The election announcement has already cost the country millions of inward investment… A Labour win would start outward investment I’m afraid. We should learn from history of Labour mismanagement.
Let’s hope for a a hung parliament….
& keep on doing that until we get PR (proportional representation )
The existing system of voting serves politicians very well, but not the country or general population as a large proportion feel dis-enfranchised.
Hope you took out a bet on that.
Let’s hope for a a hung parliament…. You got one!
& keep on doing that until we get PR (proportional representation ) I am probably one of the few persons who has lived in a British Colony (1964/5) which had PR forced upon it: as the vehicle for ensuring that a Marxist (Dr Cheddi Jagan – who had ‘won’ three previous elections by ‘first past the post’ until direct rule from Westminster -or was it Washington/Langley Va- was imposed because ‘we’ (or was it they) did not like the way he was running things?
The existing system of voting serves politicians very well, (at least those of the Right -who simply change the rules to suit) but not the country or general population as a large proportion feel dis-enfranchised.[They are, but when has the interests of ‘all’ ever been of importance to the few: those I have always called the RIPs: Rich, In place and Powerful? able to buy protection (Courts) votes (MPs offered bribes and baubles) and a life unchallenged and unchecked (by the peons -us?)

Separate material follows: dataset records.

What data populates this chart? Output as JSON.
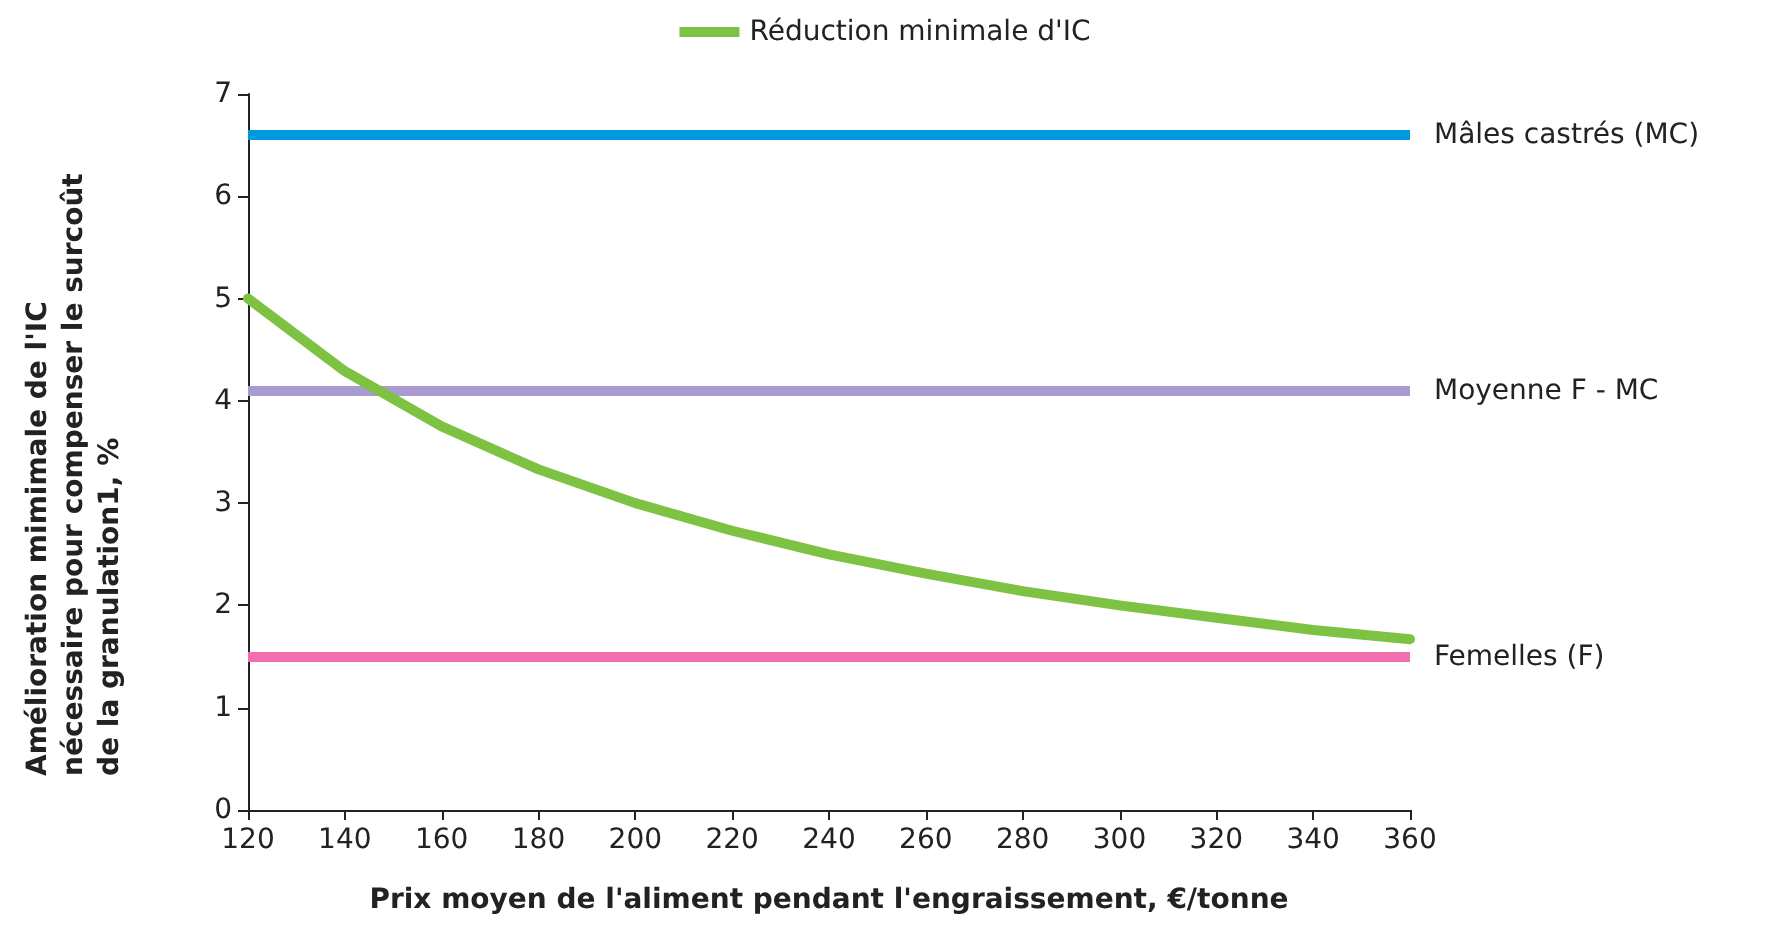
{
  "chart_data": {
    "type": "line",
    "xlabel": "Prix moyen de l'aliment pendant l'engraissement, €/tonne",
    "ylabel": "Amélioration mimimale de l'IC nécessaire pour compenser le surcoût de la granulation1, %",
    "x": [
      120,
      140,
      160,
      180,
      200,
      220,
      240,
      260,
      280,
      300,
      320,
      340,
      360
    ],
    "series": [
      {
        "name": "Réduction minimale d'IC",
        "color": "#7dc242",
        "values": [
          5.0,
          4.29,
          3.75,
          3.33,
          3.0,
          2.73,
          2.5,
          2.31,
          2.14,
          2.0,
          1.88,
          1.76,
          1.67
        ]
      }
    ],
    "ref_lines": [
      {
        "axis": "y",
        "value": 6.6,
        "label": "Mâles castrés (MC)",
        "color": "#0099dd"
      },
      {
        "axis": "y",
        "value": 4.1,
        "label": "Moyenne F - MC",
        "color": "#a99bd0"
      },
      {
        "axis": "y",
        "value": 1.5,
        "label": "Femelles (F)",
        "color": "#f06fac"
      }
    ],
    "xlim": [
      120,
      360
    ],
    "xticks": [
      120,
      140,
      160,
      180,
      200,
      220,
      240,
      260,
      280,
      300,
      320,
      340,
      360
    ],
    "ylim": [
      0,
      7
    ],
    "yticks": [
      0,
      1,
      2,
      3,
      4,
      5,
      6,
      7
    ],
    "grid": false,
    "legend": "top",
    "marker": "none",
    "line_style": "solid"
  }
}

17 percent is not necessarily spoiled papers! The two main parties have a very partisan approach. Neither produces an ideal outcome, but swinging in favour of either the bosses/owners or workers from time to time. There is no consensus, despite both Theresa May and Jeremy Corbyn stating ‘for everyone’. That palpably never happens. With the tax system (in the main) being manipulated to suit a particular stance. Many of these politicians seem to forget that the real argument is between suppliers and customers. Without customers with spare cash less that is produced can be bought. Pay people less and they must buy less. The other side of the argument is that money poured into maintaining the owners’/bosses’ (especially bankers’) pockets goes more or less straight into an off-shore savings account. That money spent on infrastructure filters its way through society benefitting everyone in the process. And we have the equally ridiculous situation of those making the rules awarding themselves handsome pay and expenses rises while doing the opposite for the millions of others making society work. Austerity has meant that the gap between rich and poor has got worse.